Linus likes to break driver interfaces every other Tuesday though. Meaning you can get stuck on an old kernel version, depending on your hardware. This happens pretty regularly for ARM based boards for example.
This. It's a good distro to base something else on (like SteamOS), and therefore good to learn how distros work without the need to even now how software as a whole works (that would be Gentoo).
It's however horribly unstable, finicky and time-consuming as a daily driver as all the tiny adjustments and pre-configuration other distros make are missing by design.
Has any of that happened on the average Arch in the past years? The only thing I have seen is an email once or twice a year asking to run a manual operation to fix a package migration.
All the time and I'd also add issues caused by bugs introduced with updates.
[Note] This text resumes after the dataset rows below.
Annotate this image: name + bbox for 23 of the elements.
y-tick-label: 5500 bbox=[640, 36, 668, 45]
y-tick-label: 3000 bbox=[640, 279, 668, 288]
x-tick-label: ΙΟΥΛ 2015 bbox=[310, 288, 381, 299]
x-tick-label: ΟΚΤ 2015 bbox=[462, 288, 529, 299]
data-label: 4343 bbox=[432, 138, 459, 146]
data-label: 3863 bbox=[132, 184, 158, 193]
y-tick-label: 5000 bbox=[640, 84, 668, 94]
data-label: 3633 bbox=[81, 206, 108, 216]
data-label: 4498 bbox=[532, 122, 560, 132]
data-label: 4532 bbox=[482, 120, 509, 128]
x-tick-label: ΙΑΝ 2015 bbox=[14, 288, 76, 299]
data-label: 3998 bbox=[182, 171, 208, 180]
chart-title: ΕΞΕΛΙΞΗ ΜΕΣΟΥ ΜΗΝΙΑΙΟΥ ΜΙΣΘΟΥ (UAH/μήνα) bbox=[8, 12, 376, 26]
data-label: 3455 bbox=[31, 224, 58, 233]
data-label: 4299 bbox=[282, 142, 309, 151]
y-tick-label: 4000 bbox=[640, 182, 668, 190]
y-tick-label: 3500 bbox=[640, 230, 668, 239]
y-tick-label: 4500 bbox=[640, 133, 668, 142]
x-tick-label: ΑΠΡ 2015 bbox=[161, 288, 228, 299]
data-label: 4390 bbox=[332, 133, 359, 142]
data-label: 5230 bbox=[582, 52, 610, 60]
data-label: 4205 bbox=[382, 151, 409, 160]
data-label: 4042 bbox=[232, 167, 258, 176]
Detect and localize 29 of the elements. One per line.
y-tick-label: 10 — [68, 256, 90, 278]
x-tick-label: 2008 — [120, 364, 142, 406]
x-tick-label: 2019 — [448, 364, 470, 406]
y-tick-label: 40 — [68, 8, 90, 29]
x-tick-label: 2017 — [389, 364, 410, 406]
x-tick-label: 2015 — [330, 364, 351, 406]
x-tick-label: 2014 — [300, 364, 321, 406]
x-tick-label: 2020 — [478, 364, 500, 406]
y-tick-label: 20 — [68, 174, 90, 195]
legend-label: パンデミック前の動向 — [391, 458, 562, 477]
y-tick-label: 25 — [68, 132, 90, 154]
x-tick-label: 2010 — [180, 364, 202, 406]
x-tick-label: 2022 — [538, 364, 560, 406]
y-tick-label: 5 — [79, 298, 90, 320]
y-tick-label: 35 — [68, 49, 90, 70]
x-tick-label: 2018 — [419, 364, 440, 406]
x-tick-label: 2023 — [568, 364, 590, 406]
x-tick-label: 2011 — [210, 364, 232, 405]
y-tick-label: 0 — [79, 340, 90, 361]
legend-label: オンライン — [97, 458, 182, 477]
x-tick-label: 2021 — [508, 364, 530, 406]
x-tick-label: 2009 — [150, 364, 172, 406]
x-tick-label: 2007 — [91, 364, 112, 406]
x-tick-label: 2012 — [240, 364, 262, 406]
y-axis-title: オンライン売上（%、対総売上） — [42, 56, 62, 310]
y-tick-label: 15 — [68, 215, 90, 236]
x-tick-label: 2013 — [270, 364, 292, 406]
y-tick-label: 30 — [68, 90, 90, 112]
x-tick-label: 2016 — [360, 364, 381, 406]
Using Gnome you have your addons break with every new version and don't get me started on Plasma 6. What a horrendous piece of crap. I still low key hate Plasma 6 even today.
I like both Arch and Manjaro, I like the ability to pick the right tool for the job. I can tweak and better understand my system with Arch, I can be trouble-free and productive with Manjaro.
I’m going to piggyback off your comment to take a moment to complain about System76 computers, which I own and enjoy. That being said I wanted to run Fedora instead of PopOS.
It’s super frustrating to me that many of my old computers could automatically do firmware updates using fwupd, but to update System76 laptops I have to install from a copr repo their system firmware update service.
The funny thing is they do appear to support fwupd, I assume they just aren’t maintaining it.
A Linux laptop for Linux people, but they’ve managed to set it up where you don’t get the best experience unless you’re running PopOS. It’s little frustrations like this that make me want to go back to a Del laptop for my next computer.
System76 can't feasibly support all the linux distros and their different versions. Especially an unstable cutting edge distro like Fedora. It's too much for such a small company.
back to a Del laptop
Does Dell still offer laptops with official Linux support?
Even though I only really use it on one machine, (mnt pocket) I've contributed repeatedly to Debian. It's the bedrock upon which so much of the Linux ecosystem is built upon.
Realistic proposal in Finland I'd assume. As a nation they must be quite proud of Torvalds, enough to celebrate his contribution to modern technology and Linux in general.